Prevent Accidents and Improve Safety

  • Set up an effective claims management program:

    First, examine your claims and categorize them based on their type (e.g., slips, trips and falls; strains and sprains; auto accidents) and cause (e.g., physical, human, organizational). Then, focus your efforts on addressing the root cause of these claims (e.g., lack of training, missing signage, leaked water on the floor).
  • Investigate accidents and near-misses:

    To help identify why accidents and injuries happen, look at past incidents. And be sure to report all near-misses and claims, even zero-dollar ones, because they can help you identify trends and underlying hazards.
  • Call on EMC safety experts:

    EMC loss control experts can help improve jobsite safety through slip, trip and fall assessments, ergonomic surveys, fleet safety training and much more. For additional safety resources and materials, visit the EMC Loss Control website.
  • Implement a comprehensive safety program:

    Your program should include training, with special focus on the problem areas you identified previously. But this is not a one-and-done approach. You’ll need to periodically update the program as you resolve safety issues and encounter new ones.
  • Improve your overall safety culture:

    Lead by example and encourage your employees to look out for one other.

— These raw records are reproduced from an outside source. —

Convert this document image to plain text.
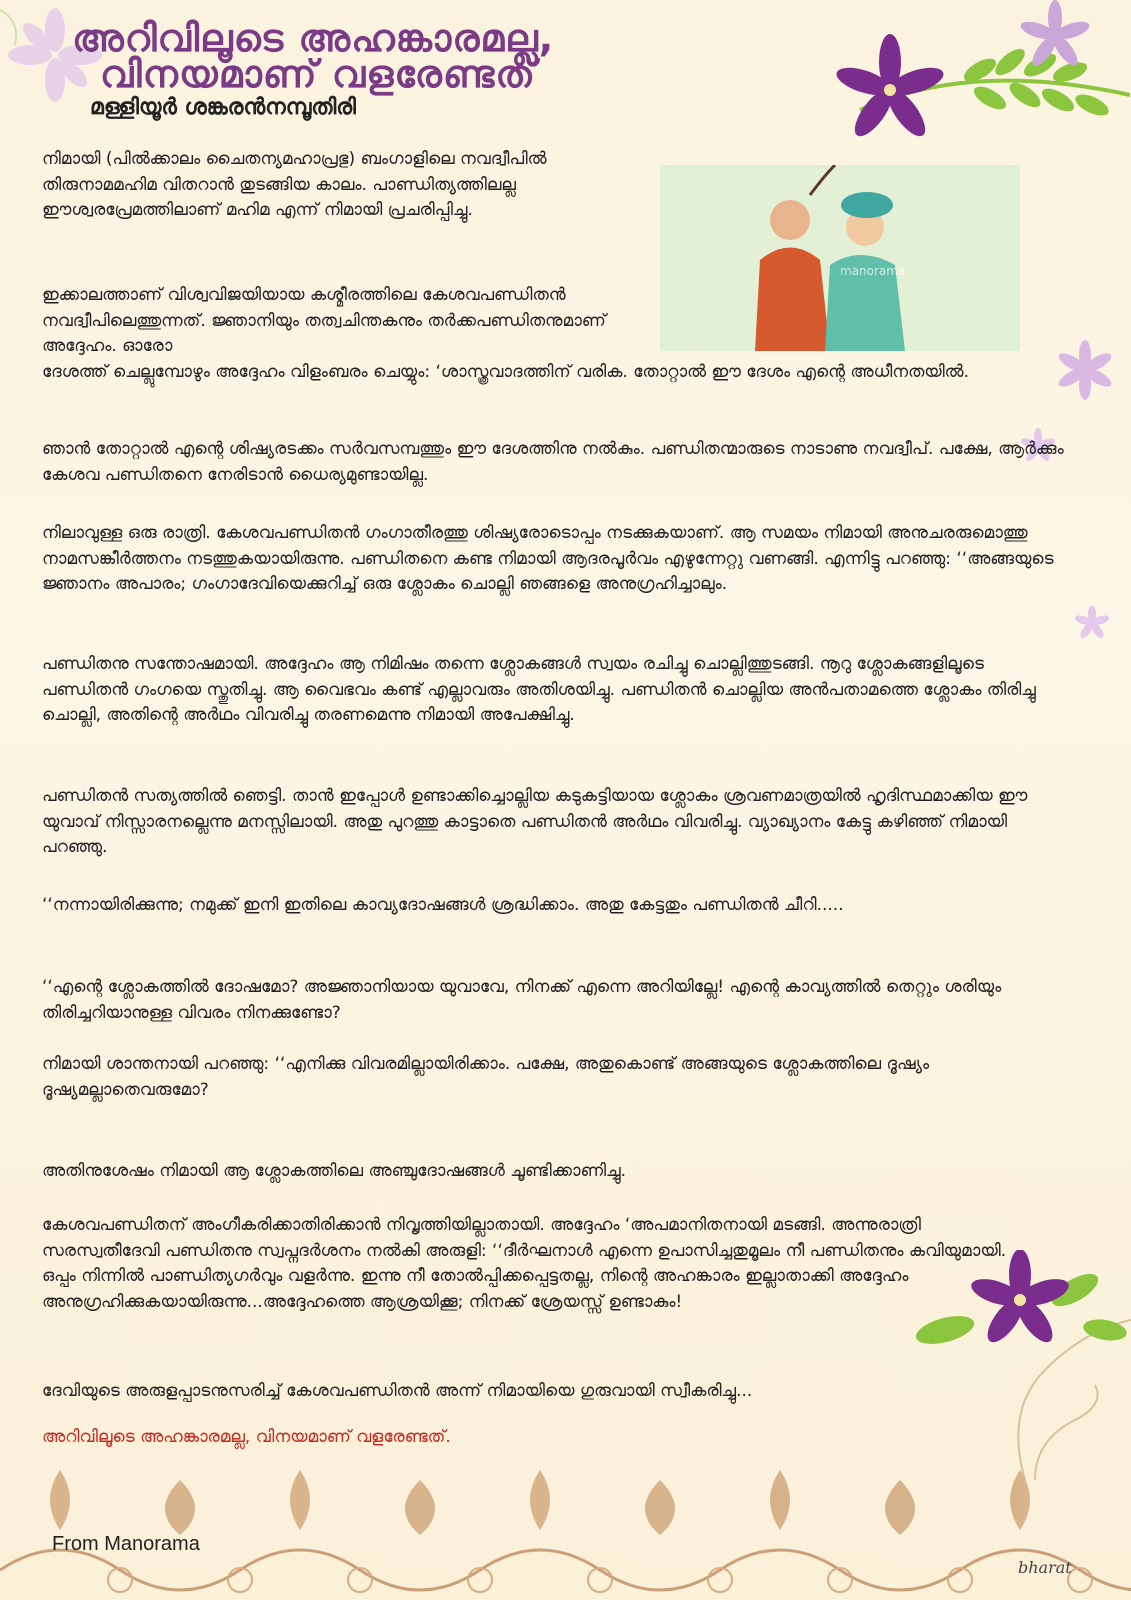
അറിവിലൂടെ അഹങ്കാരമല്ല,
വിനയമാണ് വളരേണ്ടത്
മള്ളിയൂർ ശങ്കരൻനമ്പൂതിരി
manorama

നിമായി (പിൽക്കാലം ചൈതന്യമഹാപ്രഭു) ബംഗാളിലെ നവദ്വീപിൽ തിരുനാമമഹിമ വിതറാൻ തുടങ്ങിയ കാലം. പാണ്ഡിത്യത്തിലല്ല ഈശ്വരപ്രേമത്തിലാണ് മഹിമ എന്ന് നിമായി പ്രചരിപ്പിച്ചു.

ഇക്കാലത്താണ് വിശ്വവിജയിയായ കശ്മീരത്തിലെ കേശവപണ്ഡിതൻ നവദ്വീപിലെത്തുന്നത്. ജ്ഞാനിയും തത്വചിന്തകനും തർക്കപണ്ഡിതനുമാണ് അദ്ദേഹം. ഓരോ

ദേശത്ത് ചെല്ലുമ്പോഴും അദ്ദേഹം വിളംബരം ചെയ്യും: ‘ശാസ്ത്രവാദത്തിന് വരിക. തോറ്റാൽ ഈ ദേശം എന്റെ അധീനതയിൽ.

ഞാൻ തോറ്റാൽ എന്റെ ശിഷ്യരടക്കം സർവസമ്പത്തും ഈ ദേശത്തിനു നൽകും. പണ്ഡിതന്മാരുടെ നാടാണു നവദ്വീപ്. പക്ഷേ, ആർക്കും കേശവ പണ്ഡിതനെ നേരിടാൻ ധൈര്യമുണ്ടായില്ല.

നിലാവുള്ള ഒരു രാത്രി. കേശവപണ്ഡിതൻ ഗംഗാതീരത്തു ശിഷ്യരോടൊപ്പം നടക്കുകയാണ്. ആ സമയം നിമായി അനുചരരുമൊത്തു നാമസങ്കീർത്തനം നടത്തുകയായിരുന്നു. പണ്ഡിതനെ കണ്ട നിമായി ആദരപൂർവം എഴുന്നേറ്റു വണങ്ങി. എന്നിട്ടു പറഞ്ഞു: ‘‘അങ്ങയുടെ ജ്ഞാനം അപാരം; ഗംഗാദേവിയെക്കുറിച്ച് ഒരു ശ്ലോകം ചൊല്ലി ഞങ്ങളെ അനുഗ്രഹിച്ചാലും.

പണ്ഡിതനു സന്തോഷമായി. അദ്ദേഹം ആ നിമിഷം തന്നെ ശ്ലോകങ്ങൾ സ്വയം രചിച്ചു ചൊല്ലിത്തുടങ്ങി. നൂറു ശ്ലോകങ്ങളിലൂടെ പണ്ഡിതൻ ഗംഗയെ സ്തുതിച്ചു. ആ വൈഭവം കണ്ട് എല്ലാവരും അതിശയിച്ചു. പണ്ഡിതൻ ചൊല്ലിയ അൻപതാമത്തെ ശ്ലോകം തിരിച്ചു ചൊല്ലി, അതിന്റെ അർഥം വിവരിച്ചു തരണമെന്നു നിമായി അപേക്ഷിച്ചു.

പണ്ഡിതൻ സത്യത്തിൽ ഞെട്ടി. താൻ ഇപ്പോൾ ഉണ്ടാക്കിച്ചൊല്ലിയ കടുകട്ടിയായ ശ്ലോകം ശ്രവണമാത്രയിൽ ഹൃദിസ്ഥമാക്കിയ ഈ യുവാവ് നിസ്സാരനല്ലെന്നു മനസ്സിലായി. അതു പുറത്തു കാട്ടാതെ പണ്ഡിതൻ അർഥം വിവരിച്ചു. വ്യാഖ്യാനം കേട്ടു കഴിഞ്ഞ് നിമായി പറഞ്ഞു.

‘‘നന്നായിരിക്കുന്നു; നമുക്ക് ഇനി ഇതിലെ കാവ്യദോഷങ്ങൾ ശ്രദ്ധിക്കാം. അതു കേട്ടതും പണ്ഡിതൻ ചീറി.....

‘‘എന്റെ ശ്ലോകത്തിൽ ദോഷമോ? അജ്ഞാനിയായ യുവാവേ, നിനക്ക് എന്നെ അറിയില്ലേ! എന്റെ കാവ്യത്തിൽ തെറ്റും ശരിയും തിരിച്ചറിയാനുള്ള വിവരം നിനക്കുണ്ടോ?

നിമായി ശാന്തനായി പറഞ്ഞു: ‘‘എനിക്കു വിവരമില്ലായിരിക്കാം. പക്ഷേ, അതുകൊണ്ട് അങ്ങയുടെ ശ്ലോകത്തിലെ ദൂഷ്യം ദൂഷ്യമല്ലാതെവരുമോ?

അതിനുശേഷം നിമായി ആ ശ്ലോകത്തിലെ അഞ്ചുദോഷങ്ങൾ ചൂണ്ടിക്കാണിച്ചു.

കേശവപണ്ഡിതന് അംഗീകരിക്കാതിരിക്കാൻ നിവൃത്തിയില്ലാതായി. അദ്ദേഹം ‘അപമാനിതനായി മടങ്ങി. അന്നുരാത്രി സരസ്വതീദേവി പണ്ഡിതനു സ്വപ്നദർശനം നൽകി അരുളി: ‘‘ദീർഘനാൾ എന്നെ ഉപാസിച്ചതുമൂലം നീ പണ്ഡിതനും കവിയുമായി. ഒപ്പം നിന്നിൽ പാണ്ഡിത്യഗർവും വളർന്നു. ഇന്നു നീ തോൽപ്പിക്കപ്പെട്ടതല്ല, നിന്റെ അഹങ്കാരം ഇല്ലാതാക്കി അദ്ദേഹം അനുഗ്രഹിക്കുകയായിരുന്നു...അദ്ദേഹത്തെ ആശ്രയിക്കൂ; നിനക്ക് ശ്രേയസ്സ് ഉണ്ടാകും!

ദേവിയുടെ അരുളപ്പാടനുസരിച്ച് കേശവപണ്ഡിതൻ അന്ന് നിമായിയെ ഗുരുവായി സ്വീകരിച്ചു...

അറിവിലൂടെ അഹങ്കാരമല്ല, വിനയമാണ് വളരേണ്ടത്.

From Manorama
bharat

When everyone is checking for potential hazards, you can identify and solve problems before they cause an injury.

Manage Injuries

  • Develop a return to work program:

    Your return to work program should be designed to bring workers back to the job while they are recovering. Not only does this boost employee morale, but it can be a game changer for improving your experience mod because workers who are back on the job earn at least part of their normal paycheck, reducing the amount of indemnity payments. The experience mod calculation only includes 30% of the actual primary and excess portions of an individual medical-only claim. As a result, medical-only claims are reduced by 70% whereas indemnity payments go into the calculation almost directly.
  • Offer wellness programs:

    Keep workers healthy and in good shape because fit employees usually heal more quickly than those with health conditions.
  • Use a post-offer, prework screening process:

    Make sure you’re hiring employees who can perform the physical demands of the job with a screening process. After creating an accurate and validated job description that includes physical demands, work with a physical therapist to design a test to help ensure your new hires are physically qualified for the position.